Published 19:51 IST, March 7th 2024
Microsoft is case study in weathering EU techlash
When it comes to the DMA, Microsoft has successfully avoided getting hit as badly as it could have.
Cloud climbers. Brussels’s Big Tech D-Day is here. On Thursday the European Union starts formally requiring so-called “gatekeeper” platforms run by the biggest technology giants to spur competition by complying with its Digital Markets Act (DMA). Yet Microsoft is a case study of how U.S. firms can still do business in Europe despite the regulatory surge.
Europe may not be a global leader in hosting megafirm headquarters, but it’s determined to take pole position on regulating the world’s digital behemoths. The flagship DMA has assigned gatekeeper status to Alphabet, Amazon.com, Apple, ByteDance, Meta Platforms, and Microsoft. They will be expected to open up their app stores, messaging networks and search engines to fair competition, or risk fines amounting to 10% of their global turnover. Meanwhile the EU’s new Artificial Intelligence Act, enacted in February, aims to curb risks across the industry, taking particular aim at industry-leading U.S. group OpenAI while leaving room for EU-based challengers to scale up.
When it comes to the DMA, Microsoft has successfully avoided getting hit as badly as it could have. Only the $3 trillion group’s Windows operating system and LinkedIn social network were caught under new “gatekeeper” regulations. Its Bing search engine, Edge browser and Microsoft Ads marketing platform were all deemed to lie below the cutoff.
The Artificial Intelligence Act presents a further challenge for U.S. big tech. The EU is focused on safety rather than competition, but has also bowed to lobbying efforts from France and Germany. Paris and Berlin’s respective Mistral AI and Aleph Alpha startups have so far been allowed more leeway – only $90 billion OpenAI is deemed to have a “general purpose” AI model large enough to trigger the toughest rules. Microsoft’s response has been to spend $15 million stake in Mistral, which was recently valued at 2 billion euros.
This is way less than the $10 billion Microsoft boss Satya Nadella pumped into OpenAI. But the sight of U.S. big tech muscling in proved controversial enough for Dutch lawmaker Kim van Sparrentak to tell Reuters that the EU had given in too easily. She had reason to protest – the deal allows Microsoft to route Mistral Large, the French company’s newest AI model, through its own cloud servers. Given that Mistral has been a standard-bearer for European hopes of growing a homegrown artificial intelligence champion, the risk is it shunts a nascent market towards control by the established players.

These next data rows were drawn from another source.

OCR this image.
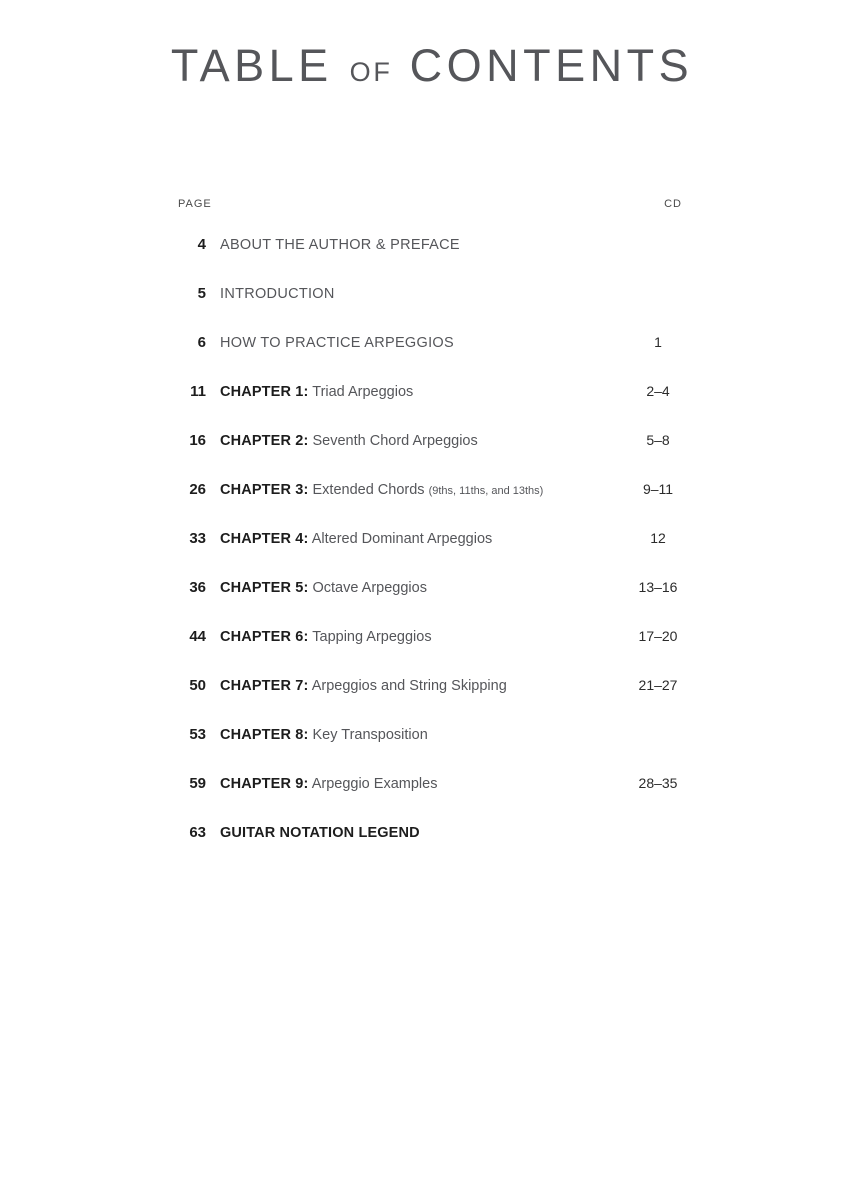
TABLE OF CONTENTS
PAGE	CD
4 ABOUT THE AUTHOR & PREFACE
5 INTRODUCTION
6 HOW TO PRACTICE ARPEGGIOS	1
11 CHAPTER 1: Triad Arpeggios	2–4
16 CHAPTER 2: Seventh Chord Arpeggios	5–8
26 CHAPTER 3: Extended Chords (9ths, 11ths, and 13ths)	9–11
33 CHAPTER 4: Altered Dominant Arpeggios	12
36 CHAPTER 5: Octave Arpeggios	13–16
44 CHAPTER 6: Tapping Arpeggios	17–20
50 CHAPTER 7: Arpeggios and String Skipping	21–27
53 CHAPTER 8: Key Transposition
59 CHAPTER 9: Arpeggio Examples	28–35
63 GUITAR NOTATION LEGEND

But Mistral needs U.S. expertise if it wants to play in the big leagues. The French startup is barely a year old, set up by former Meta and Google artificial intelligence researchers, and will have to grow to compete with rival technology at more established firms. Companies building new general-purpose AI need large amounts of cloud computing to train their models, and U.S. tech giants are the only ones with enough capacity. In addition to the deal with Microsoft’s Azure cloud computing platform, Mistral is also taking two of its models to Amazon.
Nadella may yet get Brussels pushback over its stake in OpenAI, which European regulators are already investigating. But ultimately U.S. big tech and European politicians have scope for common ground – the former wants access to the European market, and the latter need big tech cash and know-how for their tech sector to grow. So far Microsoft is a case study in how that dynamic can work.
Context News
Microsoft on Feb. 26 announced a multi-year deal to make Paris-based Mistral AI’s artificial intelligence model available on its Azure cloud computing system. As part of the arrangement, Microsoft will take a 15 million euro minority stake in the French startup. Mistral was last valued at 2 billion euros in a funding round in December led by investors such as Andreessen Horowitz and Lightspeed. Microsoft has a market capitalisation of about $3 trillion. European Parliament members have asked for an antitrust investigation into the deal, while raising concerns that France’s lobbying on behalf of EU companies like Mistral also aided the U.S. tech giant.